En paralelo a esta muestra, la Tate Modern expone también una retrospectiva de la artista británica nacida en Zanzíbar Lubaina Himid, ganadora del Turner Prize en 2017. Se dio a conocer como integrante del Black Arts Movement y desde entonces ha estado ligada a su espíritu de actualidad y compromiso político. Sus cuadros son irónicos y teatrales, sus esculturas replantean la función del monumento en la posmodernidad, sus poemas buscan una expresión propia entre lo coloquial y lo erudito. Himid presenta una oposición frontal a cualquier generalización museística de “arte poscolonial”, cuyas imprecisiones conoce perfectamente por su labor como profesora. Himid conoce también las tendencias de las instituciones y sabe parodiar sus objetivos, aunque en muchos sentidos no puede evitar ser encajonada en el sistema artístico del gran museo. El potencial político de obras como Do You Want An Easy Life, una parada de autobús a la que el visitante no tiene acceso, o la visión paródica del viaje del migrante, se desvanece en el propio museo, dejando al visitante algo perdido, literalmente fuera de lugar.

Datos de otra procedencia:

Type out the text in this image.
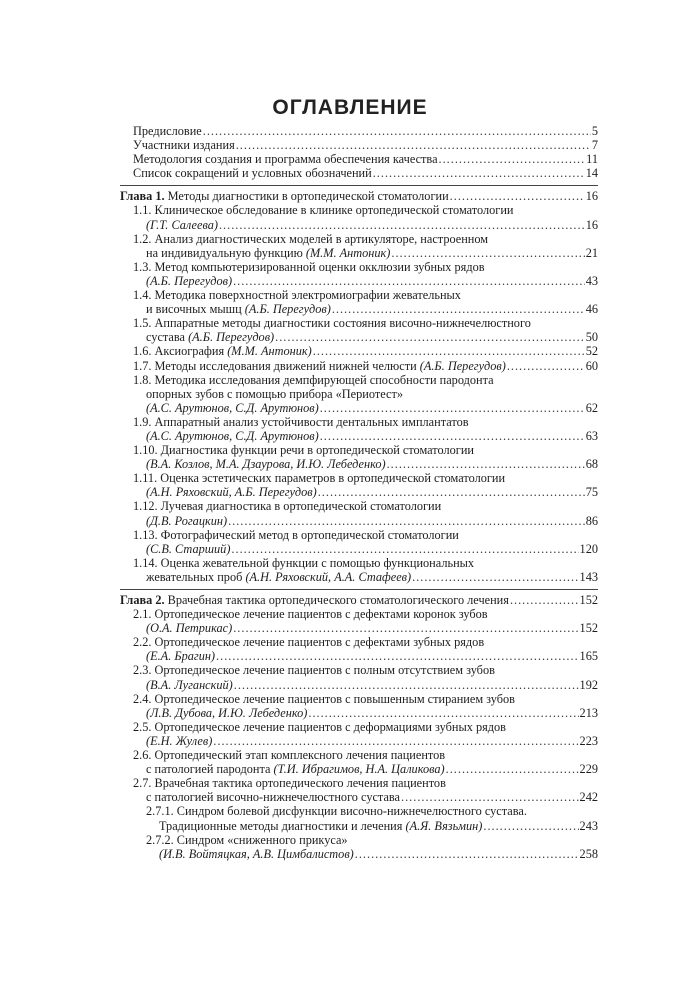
ОГЛАВЛЕНИЕ
Предисловие .....	5
Участники издания .....	7
Методология создания и программа обеспечения качества .....	11
Список сокращений и условных обозначений .....	14
Глава 1. Методы диагностики в ортопедической стоматологии .....	16
1.1. Клиническое обследование в клинике ортопедической стоматологии
(Г.Т. Салеева) .....	16
1.2. Анализ диагностических моделей в артикуляторе, настроенном
на индивидуальную функцию (М.М. Антоник) .....	21
1.3. Метод компьютеризированной оценки окклюзии зубных рядов
(А.Б. Перегудов) .....	43
1.4. Методика поверхностной электромиографии жевательных
и височных мышц (А.Б. Перегудов) .....	46
1.5. Аппаратные методы диагностики состояния височно-нижнечелюстного
сустава (А.Б. Перегудов) .....	50
1.6. Аксиография (М.М. Антоник) .....	52
1.7. Методы исследования движений нижней челюсти (А.Б. Перегудов) .....	60
1.8. Методика исследования демпфирующей способности пародонта
опорных зубов с помощью прибора «Периотест»
(А.С. Арутюнов, С.Д. Арутюнов) .....	62
1.9. Аппаратный анализ устойчивости дентальных имплантатов
(А.С. Арутюнов, С.Д. Арутюнов) .....	63
1.10. Диагностика функции речи в ортопедической стоматологии
(В.А. Козлов, М.А. Дзаурова, И.Ю. Лебеденко) .....	68
1.11. Оценка эстетических параметров в ортопедической стоматологии
(А.Н. Ряховский, А.Б. Перегудов) .....	75
1.12. Лучевая диагностика в ортопедической стоматологии
(Д.В. Рогацкин) .....	86
1.13. Фотографический метод в ортопедической стоматологии
(С.В. Старший) .....	120
1.14. Оценка жевательной функции с помощью функциональных
жевательных проб (А.Н. Ряховский, А.А. Стафеев) .....	143
Глава 2. Врачебная тактика ортопедического стоматологического лечения .....	152
2.1. Ортопедическое лечение пациентов с дефектами коронок зубов
(О.А. Петрикас) .....	152
2.2. Ортопедическое лечение пациентов с дефектами зубных рядов
(Е.А. Брагин) .....	165
2.3. Ортопедическое лечение пациентов с полным отсутствием зубов
(В.А. Луганский) .....	192
2.4. Ортопедическое лечение пациентов с повышенным стиранием зубов
(Л.В. Дубова, И.Ю. Лебеденко) .....	213
2.5. Ортопедическое лечение пациентов с деформациями зубных рядов
(Е.Н. Жулев) .....	223
2.6. Ортопедический этап комплексного лечения пациентов
с патологией пародонта (Т.И. Ибрагимов, Н.А. Цаликова) .....	229
2.7. Врачебная тактика ортопедического лечения пациентов
с патологией височно-нижнечелюстного сустава .....	242
2.7.1. Синдром болевой дисфункции височно-нижнечелюстного сустава.
Традиционные методы диагностики и лечения (А.Я. Вязьмин) .....	243
2.7.2. Синдром «сниженного прикуса»
(И.В. Войтяцкая, А.В. Цимбалистов) .....	258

Las tres exposiciones parecen llegar a una misma conclusión: en el museo solo parece caber la historia que es más cómoda de contar. El supuesto wokismo de las instituciones termina fagocitando estas luchas sociales, al querer presentarlas de una forma comprensible para los mismos visitantes de siempre. No hay un esfuerzo retórico por modificar las estructuras del discurso y obligar a cambiar a los receptores (tal vez labor imposible desde las instituciones estatales), así que se recurre a ese término ambiguo y peligroso que es la inclusión para disimular la diferencia, como ya advirtió el propio Stuart Hall. El visitante (blanco) no tiene que hacer ningún esfuerzo: las obras aparecen acomodadas al marco que conoce y el museo no se replantea nada en realidad: agranda sus salas, paga a arquitectos para reformar sus espacios y digitaliza sus contenidos, pero solo reproduce, no produce; no es crítico, porque no se enfrenta con su pasado. Tal vez la mejor decisión habría sido mostrar las obras en su diferencia, como sí sucede, quizá de forma un tanto fortuita, con la película de Akomfrah, que ahora se vincula en la colección permanente a los tramos finales del arte británico, aunque con una voluntad multicultural. Por mucho que se amplíe el canon, el problema está intacto, porque las formas de construir la historia, sus metáforas, siguen siendo las mismas.
‘Life Between Islands’. Tate Britain. Londres. Hasta el 4 de abril.
‘Lubaina Himid’. Tate Modern. Londres. Hasta el 2 de octubre.